» On va se remettre à aimer Bruxelles passionnément ! « 

Olivier Rogeau
Olivier Rogeau Journaliste au Vif

Un premier album en solo, trois expositions à Bruxelles, la scénographie du futur musée belge du train : François Schuiten est sur tous les fronts. Mais qu’est-ce qui fait courir le créateur des Cités obscures ?

A 56 ans – ce 26 avril -, François Schuiten est amoureux d’un bolide. Le  » démon de midi  » du célèbre auteur belge de bandes dessinées n’est ni un gros cube, ni un coupé sport. Pas son genre. L’engin de ses rêves, dont il a la maquette sur sa table à dessin, est une locomotive à vapeur. Fabriquée en 1939 chez Cockerill, à Seraing, cette merveille mécanique a atteint, cette année-là, 165 kilomètres à l’heure, un record mondial. Sur les six exemplaires produits de la série Type 12 Atlantic, seule la 12.004 a échappé, par miracle, aux ferrailleurs au début des années 1960. Remisée dans un dépôt aux toitures percées, à Louvain, la loco au carénage aérodynamique n’est plus en état de marche. Elle pourra néanmoins à nouveau jouer les stars dès 2014 ou 2015 : elle sera la pièce maîtresse du futur musée belge du train, dont la construction, sur le site de la gare de Schaerbeek, doit en principe débuter à l’automne prochain.

Ce musée, l’auteur des Terres creuses – avec son frère Luc Schuiten – et des Cités obscures – avec Benoît Peeters – en assume la scénographie.  » J’y travaille depuis cinq ans, nous confie-t-il. Le projet m’a pris énormément de temps et d’énergie. Mais on est sur la bonne voie.  » En parallèle, Schuiten a réalisé, en deux ans et demi, son premier album solo, dont les héroïnes sont précisément la Type 12 et le mécanicien-chauffeur de la locomotive, Léon Van Bel. Confronté, dans un pays imaginaire, à une inexplicable montée des eaux et au remplacement du train à vapeur par le téléphérique électrique, le mécano ne peut se résoudre à laisser son outil partir à la casse. La Douze, sa  » Douce « , il va, coûte que coûte, tenter de la sauver ( La Douce, Casterman).

Le Vif/L’Express : Ce nouvel album raconte une histoire de transmission du savoir entre un homme usé, Van Bel, et une jeune danseuse farouche, Elya, fille de cheminots.

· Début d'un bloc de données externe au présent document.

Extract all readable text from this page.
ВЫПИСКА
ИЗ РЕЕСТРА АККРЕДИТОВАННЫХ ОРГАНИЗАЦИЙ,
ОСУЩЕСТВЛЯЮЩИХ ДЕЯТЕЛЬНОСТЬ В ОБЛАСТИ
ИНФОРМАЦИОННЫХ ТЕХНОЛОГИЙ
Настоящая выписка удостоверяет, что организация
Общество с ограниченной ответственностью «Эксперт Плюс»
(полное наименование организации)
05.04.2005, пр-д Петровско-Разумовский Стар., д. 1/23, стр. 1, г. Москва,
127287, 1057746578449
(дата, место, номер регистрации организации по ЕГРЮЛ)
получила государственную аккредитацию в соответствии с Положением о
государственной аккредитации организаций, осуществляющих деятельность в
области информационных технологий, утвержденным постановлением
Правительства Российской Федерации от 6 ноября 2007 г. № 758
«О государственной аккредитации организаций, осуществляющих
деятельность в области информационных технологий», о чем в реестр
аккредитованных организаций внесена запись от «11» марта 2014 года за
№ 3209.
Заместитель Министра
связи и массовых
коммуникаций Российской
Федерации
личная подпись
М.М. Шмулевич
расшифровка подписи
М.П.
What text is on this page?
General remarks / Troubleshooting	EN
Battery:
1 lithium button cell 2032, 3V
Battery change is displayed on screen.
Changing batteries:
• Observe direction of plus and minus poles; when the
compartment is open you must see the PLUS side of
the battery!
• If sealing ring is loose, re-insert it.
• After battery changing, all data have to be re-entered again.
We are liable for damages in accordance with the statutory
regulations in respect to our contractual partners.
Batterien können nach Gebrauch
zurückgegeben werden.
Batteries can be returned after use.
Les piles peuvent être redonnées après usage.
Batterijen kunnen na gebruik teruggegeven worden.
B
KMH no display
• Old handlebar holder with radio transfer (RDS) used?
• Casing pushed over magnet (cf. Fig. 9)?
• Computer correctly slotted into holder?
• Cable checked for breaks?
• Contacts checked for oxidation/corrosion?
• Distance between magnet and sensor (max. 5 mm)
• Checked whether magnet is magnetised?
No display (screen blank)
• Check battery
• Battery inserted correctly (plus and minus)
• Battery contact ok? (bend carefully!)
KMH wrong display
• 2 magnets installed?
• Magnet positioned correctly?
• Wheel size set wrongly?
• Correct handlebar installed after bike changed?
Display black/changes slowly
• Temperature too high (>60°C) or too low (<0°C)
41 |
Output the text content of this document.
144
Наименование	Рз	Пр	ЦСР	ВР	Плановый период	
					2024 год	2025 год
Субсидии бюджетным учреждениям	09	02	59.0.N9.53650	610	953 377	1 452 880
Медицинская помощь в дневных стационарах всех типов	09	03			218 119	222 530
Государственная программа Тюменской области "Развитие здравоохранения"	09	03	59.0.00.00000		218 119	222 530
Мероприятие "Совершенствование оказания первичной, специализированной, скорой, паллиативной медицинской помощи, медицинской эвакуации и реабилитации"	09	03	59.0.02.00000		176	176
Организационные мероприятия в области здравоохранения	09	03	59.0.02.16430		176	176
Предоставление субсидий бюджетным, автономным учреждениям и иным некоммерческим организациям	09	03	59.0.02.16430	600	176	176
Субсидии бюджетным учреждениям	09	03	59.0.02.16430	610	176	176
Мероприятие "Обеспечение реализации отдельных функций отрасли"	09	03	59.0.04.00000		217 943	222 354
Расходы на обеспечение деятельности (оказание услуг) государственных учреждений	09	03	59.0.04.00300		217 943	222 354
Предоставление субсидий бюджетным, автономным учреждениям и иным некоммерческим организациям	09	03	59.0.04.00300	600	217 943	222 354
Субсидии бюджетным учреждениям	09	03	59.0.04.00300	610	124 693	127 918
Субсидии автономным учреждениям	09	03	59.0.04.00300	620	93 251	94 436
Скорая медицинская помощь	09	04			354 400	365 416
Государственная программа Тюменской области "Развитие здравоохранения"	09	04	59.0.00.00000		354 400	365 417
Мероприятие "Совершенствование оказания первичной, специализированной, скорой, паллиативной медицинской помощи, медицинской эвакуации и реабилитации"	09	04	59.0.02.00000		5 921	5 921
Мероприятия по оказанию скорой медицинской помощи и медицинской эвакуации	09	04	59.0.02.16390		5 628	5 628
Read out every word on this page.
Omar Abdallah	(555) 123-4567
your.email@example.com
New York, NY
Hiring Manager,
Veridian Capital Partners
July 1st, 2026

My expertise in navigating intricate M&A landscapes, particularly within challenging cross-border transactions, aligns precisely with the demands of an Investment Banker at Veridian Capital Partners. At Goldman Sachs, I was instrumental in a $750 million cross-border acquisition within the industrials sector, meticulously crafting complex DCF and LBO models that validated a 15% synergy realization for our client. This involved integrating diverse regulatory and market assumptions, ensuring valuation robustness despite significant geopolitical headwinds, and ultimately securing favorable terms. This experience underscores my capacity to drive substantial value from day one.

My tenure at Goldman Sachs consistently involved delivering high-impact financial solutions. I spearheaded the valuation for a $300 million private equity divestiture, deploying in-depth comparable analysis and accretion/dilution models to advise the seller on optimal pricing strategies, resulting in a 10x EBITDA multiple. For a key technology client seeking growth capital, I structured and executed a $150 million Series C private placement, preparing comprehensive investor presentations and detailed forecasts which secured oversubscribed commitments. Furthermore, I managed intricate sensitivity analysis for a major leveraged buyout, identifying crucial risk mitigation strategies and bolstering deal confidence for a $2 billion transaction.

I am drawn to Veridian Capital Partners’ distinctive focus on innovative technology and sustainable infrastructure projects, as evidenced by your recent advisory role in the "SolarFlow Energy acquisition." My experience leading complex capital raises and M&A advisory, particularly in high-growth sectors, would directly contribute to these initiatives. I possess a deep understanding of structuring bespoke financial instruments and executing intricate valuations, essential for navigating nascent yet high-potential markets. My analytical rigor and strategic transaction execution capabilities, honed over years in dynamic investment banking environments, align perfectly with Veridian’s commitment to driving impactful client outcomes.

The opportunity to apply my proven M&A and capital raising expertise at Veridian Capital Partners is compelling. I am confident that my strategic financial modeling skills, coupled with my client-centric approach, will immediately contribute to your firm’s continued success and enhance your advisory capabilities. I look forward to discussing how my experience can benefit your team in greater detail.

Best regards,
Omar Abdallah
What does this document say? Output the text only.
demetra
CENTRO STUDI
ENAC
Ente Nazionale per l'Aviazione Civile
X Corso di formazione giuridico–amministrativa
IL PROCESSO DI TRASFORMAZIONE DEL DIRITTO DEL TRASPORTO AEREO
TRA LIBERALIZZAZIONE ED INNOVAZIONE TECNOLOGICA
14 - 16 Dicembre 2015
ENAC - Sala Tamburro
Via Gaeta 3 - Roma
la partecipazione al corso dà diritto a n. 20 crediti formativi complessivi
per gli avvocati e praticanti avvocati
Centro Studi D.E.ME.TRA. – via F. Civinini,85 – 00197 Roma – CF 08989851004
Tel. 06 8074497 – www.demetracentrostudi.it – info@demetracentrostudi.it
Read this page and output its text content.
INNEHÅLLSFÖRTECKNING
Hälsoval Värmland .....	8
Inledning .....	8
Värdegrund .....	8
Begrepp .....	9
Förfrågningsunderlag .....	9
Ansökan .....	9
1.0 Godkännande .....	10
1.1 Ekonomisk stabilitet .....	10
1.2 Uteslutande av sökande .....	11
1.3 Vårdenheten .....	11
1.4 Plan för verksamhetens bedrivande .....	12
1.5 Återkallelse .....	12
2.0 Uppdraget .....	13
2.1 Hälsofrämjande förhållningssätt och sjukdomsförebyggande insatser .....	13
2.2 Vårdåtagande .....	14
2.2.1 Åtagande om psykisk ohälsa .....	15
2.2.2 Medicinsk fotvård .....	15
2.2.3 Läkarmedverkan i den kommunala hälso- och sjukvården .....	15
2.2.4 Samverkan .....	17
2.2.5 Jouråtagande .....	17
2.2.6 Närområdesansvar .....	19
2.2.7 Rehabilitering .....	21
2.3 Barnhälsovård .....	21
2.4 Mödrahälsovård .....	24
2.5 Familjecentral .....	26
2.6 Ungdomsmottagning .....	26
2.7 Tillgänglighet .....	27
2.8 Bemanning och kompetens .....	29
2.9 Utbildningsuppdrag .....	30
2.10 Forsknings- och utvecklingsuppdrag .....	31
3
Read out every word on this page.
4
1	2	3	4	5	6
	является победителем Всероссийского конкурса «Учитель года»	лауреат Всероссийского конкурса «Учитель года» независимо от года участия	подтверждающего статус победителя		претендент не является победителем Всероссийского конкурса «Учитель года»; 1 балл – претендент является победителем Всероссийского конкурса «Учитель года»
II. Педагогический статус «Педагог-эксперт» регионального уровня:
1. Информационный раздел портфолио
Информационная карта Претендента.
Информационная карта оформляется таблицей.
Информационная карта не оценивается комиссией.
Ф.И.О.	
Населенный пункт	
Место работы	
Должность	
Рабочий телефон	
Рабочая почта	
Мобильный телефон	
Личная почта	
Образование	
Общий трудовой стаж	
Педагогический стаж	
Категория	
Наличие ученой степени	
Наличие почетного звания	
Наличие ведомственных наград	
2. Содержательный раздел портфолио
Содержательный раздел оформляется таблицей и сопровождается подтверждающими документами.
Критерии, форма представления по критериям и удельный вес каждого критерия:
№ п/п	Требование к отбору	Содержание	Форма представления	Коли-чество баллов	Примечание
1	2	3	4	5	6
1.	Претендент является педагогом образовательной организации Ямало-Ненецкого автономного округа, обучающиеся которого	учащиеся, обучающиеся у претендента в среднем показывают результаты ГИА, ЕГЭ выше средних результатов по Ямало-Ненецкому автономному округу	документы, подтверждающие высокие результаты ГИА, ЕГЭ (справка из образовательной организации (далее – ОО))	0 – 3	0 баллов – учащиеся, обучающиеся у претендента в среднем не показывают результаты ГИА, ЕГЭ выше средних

La conservation des connaissances, des trésors du patrimoine, c’est pour vous une obsession ?

François Schuiten : La Douce n’est pas, comme certains lecteurs pourraient le penser, l’histoire d’un homme qui refuse le progrès, la modernité, les nouveaux moyens de transport. Ce qui m’intéresse, c’est la trace que laissent les aînés et ce qu’en font ceux qui les suivent. Dans le cadre de mon travail sur le projet de musée ferroviaire à Bruxelles, j’ai recueilli les témoignages d’anciens mécanos et chauffeurs qui ont fait fonctionner les derniers exemplaires de locomotives à vapeur des chemins de fer belges. J’ai été ému, émerveillé par ces hommes qui avaient un véritable lien organique avec leur outil. Aujourd’hui encore, des passionnés s’efforcent, comme Van Bel dans mon scénario, de sauver des machines. Sans ces bénévoles, qui ont créé des associations et ont parfois investi des fortunes dans le rachat et la préservation de matériel roulant déclassé, il resterait bien peu de témoins du passé ferroviaire prestigieux de la Belgique.

D’où vient votre fascination pour le monde du rail ?

A travers le chemin de fer, vous touchez à des aspects fondamentaux de la société qui m’intéressent depuis longtemps : la révolution industrielle, les ambiguïtés du progrès, les villes et les voies de communication qui les relient entre elles… Le train a changé le monde partout où il est passé. C’est grâce au rail que le temps s’est uniformisé. Avant lui, Ostende et Bruxelles n’avaient pas forcément la même heure. Le train, c’est aussi le voyage, l’évasion. De sa fenêtre, à Amiens, Jules Verne pouvait voir passer les trains. Voyez quel écrivain fantastique cela a donné !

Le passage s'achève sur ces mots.